Jadwal harian nggak ada masalah, kadang kadang yang bentrok dengan jadwal kuliah adalah jadwal mingguan. Dengan Cuma empat karyawan plus populasi ayam 30.000 ekor, kadang2 keteter juga, terpaksalah Farm Manager sementara ini turun tangan.
Apalagi jika akan ada ujian, tangan kiri membawa sekop untuk membersihkan kotoran ayam, tangan kanan bawa catatan kuliah yang akan diujikan. Repot memang, tapi Alhamdulillah yang penting saya nggak kesulitan makan dan tempat tinggal.
Begitu juga vaksinasi DOC, satu persatu anak ayam dipegang kemudian divaksinasi dengan cara tetes mata. Lima ribu ekor dipegang dan ditetesi, ini bisa menghabiskan waktu sampai berjam-jam, selesai tengah malam, tiap minggu rutin.
Lama-lama tenaga dan waktu terkuras juga rasanya, kalau ini saya biarkan bisa fatal. Kesempatan saya kuliah tinggal sekali ini saja. Jika gagal lagi, tidak ada ampun harus DO, keluar dari IPB tanpa gelar. Ih ngeri sekali, takut saya membayangkan. Apa akal?
Saya krim surat ke orang tua di Wonorejo panjang lebar, akhirnya pada kesimpulan, adik saya yang no 4 Anang namanya baru lulus SMA, diperbantukan ke Ciawi sambil membawa seorang pembantu.
Kedatangan mereka dapat memecahkan masalah, paling tidak, saya bisa makan tanpa masak sendiri, cuci baju beres dan yang penting farm ini ada yang jaga dan ada yang bantu bersihkan kandang, Beres.
Saya bisa konsentrasi belajar lagi sambil membenahi akunting farm. Dari sinilah saya bisa mempraktekkan system akuntansi yang berlaku di perusahaan peternakan, sebagaimana ilmu yang saya dapatkan di bangku kuliah.
Ditempat yang sunyi dan sejuk ini membuat temen pada senang berkunjung kemari, Uyun, Anto dan Hery sering ngumpul bahkan berhari-hari disini. Saya senang juga karena ada teman belajar.
Grup lain yang sering kumpul disini adalah Joko dan Wisnu dengan VW kodok warna biru itu. Wisnu yang ayahnya kerja di BRI itu tinggal di Yogya, suatu ketika dengan VWnya kami berlibur kesana bertiga.
Bulan demi bulan berjalan dengan damainya, waktu itu, saya sarankan agar adik saya mau kuliah, dia setuju dan mulailah dia menjadi Mahasiswa di Universita Pakuan Bogor dengan bangganya, mengiringi saya naik tingkat IV dengan IP kembali dua koma Alhamdulillah.
Namanya resiko usaha, rupanya bisa terjadi dalam usaha apa saja, tidak terkecuali dibidang peternakan ayam broiler ini.

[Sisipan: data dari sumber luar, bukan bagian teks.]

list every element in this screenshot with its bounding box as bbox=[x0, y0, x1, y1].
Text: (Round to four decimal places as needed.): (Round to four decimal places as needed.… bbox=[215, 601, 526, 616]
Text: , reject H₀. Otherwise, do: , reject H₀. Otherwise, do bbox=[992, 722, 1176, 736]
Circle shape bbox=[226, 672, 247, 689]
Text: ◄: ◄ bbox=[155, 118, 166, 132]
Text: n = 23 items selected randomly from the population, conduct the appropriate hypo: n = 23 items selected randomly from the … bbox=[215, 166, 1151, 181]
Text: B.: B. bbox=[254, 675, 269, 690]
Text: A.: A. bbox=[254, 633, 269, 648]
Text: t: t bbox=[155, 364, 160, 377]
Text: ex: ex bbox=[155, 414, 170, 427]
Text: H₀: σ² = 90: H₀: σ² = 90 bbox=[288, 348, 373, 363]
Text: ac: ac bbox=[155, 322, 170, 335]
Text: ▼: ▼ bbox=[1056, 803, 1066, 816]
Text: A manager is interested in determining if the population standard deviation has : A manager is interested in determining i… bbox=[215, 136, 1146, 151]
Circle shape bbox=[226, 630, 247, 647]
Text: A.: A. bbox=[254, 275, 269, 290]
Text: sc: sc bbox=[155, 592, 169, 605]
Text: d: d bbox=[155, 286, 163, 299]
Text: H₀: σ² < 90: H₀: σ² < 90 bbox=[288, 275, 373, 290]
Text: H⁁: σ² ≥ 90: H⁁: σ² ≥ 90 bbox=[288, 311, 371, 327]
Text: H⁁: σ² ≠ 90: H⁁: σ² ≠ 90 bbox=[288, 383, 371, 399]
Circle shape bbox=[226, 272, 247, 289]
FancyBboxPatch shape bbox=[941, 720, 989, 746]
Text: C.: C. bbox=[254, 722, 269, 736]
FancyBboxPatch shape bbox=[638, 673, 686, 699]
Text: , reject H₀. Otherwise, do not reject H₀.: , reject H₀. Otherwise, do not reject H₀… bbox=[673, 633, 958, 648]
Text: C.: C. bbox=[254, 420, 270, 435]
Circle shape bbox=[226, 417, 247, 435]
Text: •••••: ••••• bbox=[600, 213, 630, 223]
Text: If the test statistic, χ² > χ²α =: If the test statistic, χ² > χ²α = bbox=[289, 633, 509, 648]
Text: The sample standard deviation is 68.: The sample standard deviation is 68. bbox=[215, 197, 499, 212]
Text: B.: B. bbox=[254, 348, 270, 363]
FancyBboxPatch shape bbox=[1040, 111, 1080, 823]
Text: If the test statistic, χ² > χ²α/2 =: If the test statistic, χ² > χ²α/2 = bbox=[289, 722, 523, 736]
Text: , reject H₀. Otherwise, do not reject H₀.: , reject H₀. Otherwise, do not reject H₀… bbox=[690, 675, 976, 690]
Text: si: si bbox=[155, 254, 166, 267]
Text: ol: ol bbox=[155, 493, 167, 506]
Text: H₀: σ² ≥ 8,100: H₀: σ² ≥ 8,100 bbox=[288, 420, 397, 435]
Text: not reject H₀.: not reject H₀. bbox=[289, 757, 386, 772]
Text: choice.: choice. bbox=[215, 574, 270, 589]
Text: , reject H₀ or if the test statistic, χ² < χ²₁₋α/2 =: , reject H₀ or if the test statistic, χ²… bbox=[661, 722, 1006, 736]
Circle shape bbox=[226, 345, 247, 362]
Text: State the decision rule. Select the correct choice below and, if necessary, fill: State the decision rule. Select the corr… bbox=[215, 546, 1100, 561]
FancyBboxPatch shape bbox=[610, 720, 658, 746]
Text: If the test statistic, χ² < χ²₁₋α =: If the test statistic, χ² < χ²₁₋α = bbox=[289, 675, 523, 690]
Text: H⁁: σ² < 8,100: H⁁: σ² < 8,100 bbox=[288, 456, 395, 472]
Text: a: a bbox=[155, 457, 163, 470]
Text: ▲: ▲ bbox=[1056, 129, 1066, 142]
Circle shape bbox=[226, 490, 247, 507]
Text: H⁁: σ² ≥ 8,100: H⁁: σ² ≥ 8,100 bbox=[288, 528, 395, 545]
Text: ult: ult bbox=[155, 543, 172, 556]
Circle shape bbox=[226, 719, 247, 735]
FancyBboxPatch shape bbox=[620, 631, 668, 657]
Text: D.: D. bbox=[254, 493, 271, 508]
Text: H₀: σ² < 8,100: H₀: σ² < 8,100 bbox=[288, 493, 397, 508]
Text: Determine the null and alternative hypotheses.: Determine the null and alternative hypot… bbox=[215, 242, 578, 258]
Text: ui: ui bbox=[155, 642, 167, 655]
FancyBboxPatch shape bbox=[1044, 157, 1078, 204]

Pulang dari kuliah saya dikejutkan oleh laporan adik saya bahwa mulai tadi siang banyak ayam yang mati dan sudah dilaporkan ke P. Budi oleh adik saya lewat telpon.
Beberapa orang dokter hewan didatangkan, ternyata memang lagi ada wabah penyakit Gumboro dan Coccidiosis bersamaan.

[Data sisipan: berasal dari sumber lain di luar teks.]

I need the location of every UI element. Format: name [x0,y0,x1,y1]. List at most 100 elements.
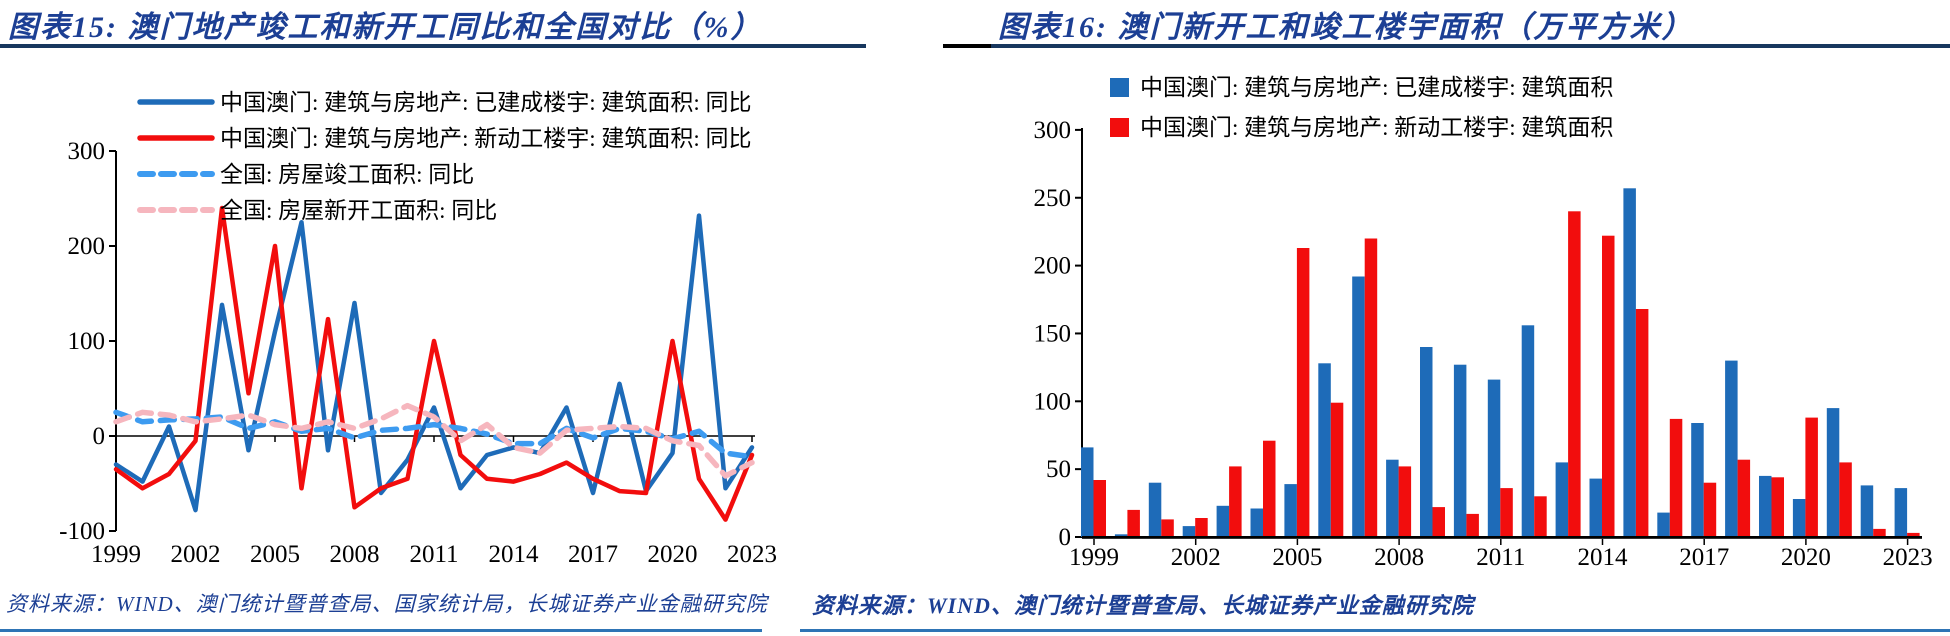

Penyakit Gumboro disebabkan oleh virus yang menyerang kekebalan, tubuh ayam jadi lemah. Saat bersamaan ada serangan penyakit coccidiosis, virus yang menyerang lambung ayam. Ayam yang terserang penyakit ini, tiba tiba meloncat tegak lurus keatas dan brugg jatuh, langsung mati dan ketika dibedah, lambungnya penuh dangan darah segar.
Penyebaran kedua penyakit ini lewat udara dan sangat cepat.
Tindakan yang dilakukan adalah membakar bangkai ayam yang mati dan menguburkan ditempat yang agak jauh. Sementara yang masih hidup dan bisa dijual, dijual segera.
management memutuskan bahwa farm dikosongkan sampai batas waktu yang belum bisa ditentukan.